A strong, steady heartbeat next to the the gaping silence of dreams shattered. We had lost our Thomas.
Memorial Day weekend last year our basement flooded. This, immediately after we'd found out about little Thomas. He wasn't even named yet. And I splashed through the giant puddle in the basement to shove and lift the stroller, still packed safely in it's box of dreams, to dry safety.
And I knew this day would come.
I have walked by it, moved it from one spot to another, considered returning it, considered selling it, considered giving it away. But when it really comes down to it... I want it.
I want this stroller. I researched and looked and considered and spent pregnancy-induced insomnia hours weighing the benefits of this stroller over others. I wanted this color - my favorite, and more rare so as not to get it confused with others at the park who already have the same one. It pushes easily - I know because I've tried out a friend's. It folds compactly. It has decent storage, and all of the other features and functions I knew I would need... for twins.
November 2nd brought the birthday of our twins - Juilana first, then Thomas. We brought her home first, then him. Tucked her into her bassinet first; then tucked him into his resting place at home, with lilacs to blanket him each spring.
And I knew this day would come.
We made it through the fall, the holidays, the winter, until February 1st without a sniffle or a cough of any concern. Then the fevers started. It was 14 days of fevers, chills, aches, sore throats, coughs, runny noses, and general sickness spreading from one to another until 5 out 7 family members had succumbed. Finally, on day 15, the last victim awoke free of the fever.
The sun was out.

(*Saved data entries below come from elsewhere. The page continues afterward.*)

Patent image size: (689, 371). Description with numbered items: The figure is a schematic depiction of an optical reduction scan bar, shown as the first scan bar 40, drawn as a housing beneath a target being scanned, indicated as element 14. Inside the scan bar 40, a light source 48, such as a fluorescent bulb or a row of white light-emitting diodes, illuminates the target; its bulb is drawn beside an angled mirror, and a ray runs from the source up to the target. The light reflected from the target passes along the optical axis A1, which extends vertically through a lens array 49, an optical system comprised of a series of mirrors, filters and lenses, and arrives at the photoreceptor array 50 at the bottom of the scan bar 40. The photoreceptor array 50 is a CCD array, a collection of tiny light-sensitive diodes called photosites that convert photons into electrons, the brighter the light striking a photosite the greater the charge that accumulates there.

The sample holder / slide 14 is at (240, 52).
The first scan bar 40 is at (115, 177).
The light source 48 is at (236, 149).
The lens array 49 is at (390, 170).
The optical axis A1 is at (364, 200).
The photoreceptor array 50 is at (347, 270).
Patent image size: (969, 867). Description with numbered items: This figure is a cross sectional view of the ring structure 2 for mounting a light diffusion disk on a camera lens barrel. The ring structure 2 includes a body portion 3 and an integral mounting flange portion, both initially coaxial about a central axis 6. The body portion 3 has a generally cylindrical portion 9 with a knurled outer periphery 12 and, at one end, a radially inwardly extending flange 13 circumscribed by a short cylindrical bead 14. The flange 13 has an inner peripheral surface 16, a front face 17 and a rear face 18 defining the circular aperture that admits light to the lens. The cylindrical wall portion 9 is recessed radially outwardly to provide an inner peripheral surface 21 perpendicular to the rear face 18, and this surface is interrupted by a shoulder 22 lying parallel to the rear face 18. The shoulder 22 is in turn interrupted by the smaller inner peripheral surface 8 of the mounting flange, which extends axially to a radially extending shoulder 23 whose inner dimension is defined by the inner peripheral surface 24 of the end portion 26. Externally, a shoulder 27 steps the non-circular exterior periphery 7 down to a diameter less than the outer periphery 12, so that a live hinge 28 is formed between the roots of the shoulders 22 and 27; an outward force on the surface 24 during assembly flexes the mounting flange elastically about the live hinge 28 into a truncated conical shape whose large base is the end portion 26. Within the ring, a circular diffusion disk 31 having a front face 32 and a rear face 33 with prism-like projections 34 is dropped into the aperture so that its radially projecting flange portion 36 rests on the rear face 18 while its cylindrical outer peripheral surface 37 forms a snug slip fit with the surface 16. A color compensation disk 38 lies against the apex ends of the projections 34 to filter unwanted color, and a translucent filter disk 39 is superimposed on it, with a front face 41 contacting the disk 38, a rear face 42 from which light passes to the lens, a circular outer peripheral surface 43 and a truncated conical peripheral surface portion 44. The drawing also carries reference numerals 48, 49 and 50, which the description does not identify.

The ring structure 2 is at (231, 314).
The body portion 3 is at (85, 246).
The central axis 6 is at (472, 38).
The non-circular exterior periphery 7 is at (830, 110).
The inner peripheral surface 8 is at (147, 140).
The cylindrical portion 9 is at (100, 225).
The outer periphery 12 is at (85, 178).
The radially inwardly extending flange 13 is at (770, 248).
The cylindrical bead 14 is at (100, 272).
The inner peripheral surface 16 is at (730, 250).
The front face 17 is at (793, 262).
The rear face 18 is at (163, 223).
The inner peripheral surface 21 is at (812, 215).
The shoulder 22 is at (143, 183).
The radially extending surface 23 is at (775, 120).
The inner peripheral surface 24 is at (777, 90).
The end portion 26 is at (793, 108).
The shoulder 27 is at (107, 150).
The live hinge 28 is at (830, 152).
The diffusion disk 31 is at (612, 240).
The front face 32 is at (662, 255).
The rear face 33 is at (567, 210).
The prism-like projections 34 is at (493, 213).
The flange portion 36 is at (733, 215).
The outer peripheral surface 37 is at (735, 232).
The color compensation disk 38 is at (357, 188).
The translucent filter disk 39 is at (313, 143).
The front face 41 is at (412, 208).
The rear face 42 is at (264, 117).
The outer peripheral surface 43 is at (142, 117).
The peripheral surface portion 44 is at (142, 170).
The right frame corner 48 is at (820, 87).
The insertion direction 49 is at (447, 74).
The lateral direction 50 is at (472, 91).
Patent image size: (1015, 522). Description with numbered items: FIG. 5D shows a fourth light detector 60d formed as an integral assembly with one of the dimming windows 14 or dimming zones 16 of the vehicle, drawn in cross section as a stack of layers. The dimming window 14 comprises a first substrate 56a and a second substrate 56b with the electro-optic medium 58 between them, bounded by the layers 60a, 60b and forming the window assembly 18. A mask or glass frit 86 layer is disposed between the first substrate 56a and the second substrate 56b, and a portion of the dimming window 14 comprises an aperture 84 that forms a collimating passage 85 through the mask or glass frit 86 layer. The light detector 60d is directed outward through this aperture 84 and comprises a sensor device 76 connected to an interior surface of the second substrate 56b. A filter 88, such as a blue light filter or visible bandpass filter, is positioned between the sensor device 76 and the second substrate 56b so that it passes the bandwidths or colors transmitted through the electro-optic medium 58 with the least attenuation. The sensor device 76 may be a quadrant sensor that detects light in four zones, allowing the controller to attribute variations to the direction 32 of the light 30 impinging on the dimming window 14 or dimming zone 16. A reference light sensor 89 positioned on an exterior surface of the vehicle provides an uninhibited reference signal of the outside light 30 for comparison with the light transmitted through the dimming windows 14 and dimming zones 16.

The wind was still. The day practically begged that we break free of our prison and leave our sick beds behind. So preparations began. Socks, shoes, jackets (for that's all that was needed), and a stroller.
I lugged it up from the basement and set the box in the kitchen.
The day had come.
The kids helped me open the box, dump out the contents, assemble the wheels, brake, and accessories. They joyfully climbed in, buckled and unbuckled the straps, and then asked, "Is this for Julie and Nolan?"
"Yes," I answered, "If Nolan wants to ride in it, he can, but I bet he'll want to ride his trike."
After a pause, I went on, "When we got it, I thought we would need it for Julie and Thomas, but since we lost Thomas he won't get to ride in it, I guess."
The kids continued their inspection of each feature and part, nodding in agreement with me. But their minds had moved on while mine lingered.
If Thomas were here along with the others, would I have the energy to take them all to the park, even with their dad's help (he came along too today)? If Thomas were here, would we have made it till February 1st without sickness? If Thomas were here, how would I have managed the last 2 weeks where someone(s) (including me for 2 days) was sick and sleep was so rare? What would that have been like with twins to nurse? Could I have nursed twins this long? ...
But the "what if___" tunnel is not one to travel down very far. So I stopped myself and wheeled the stroller out the door.
Children atop bikes waited patiently at the end of the drive as Chase and I loaded up the new stroller with all manner of superfluous necessities. The diaper bag sat in the seat next to Julie. What I wouldn't give to have had a baby, my baby, Julie's twin, sitting there next to her.
But I knew this day would come.
As my heart both ached for our loss and celebrated the life we get to enjoy, I turned my face to the sun, and we set off for the park.
Today is not what I hoped it would be. Today is not what I wanted it to be. Today is not what I dreamed it would be. But today has come and gone. And while I still don't understand, today was good.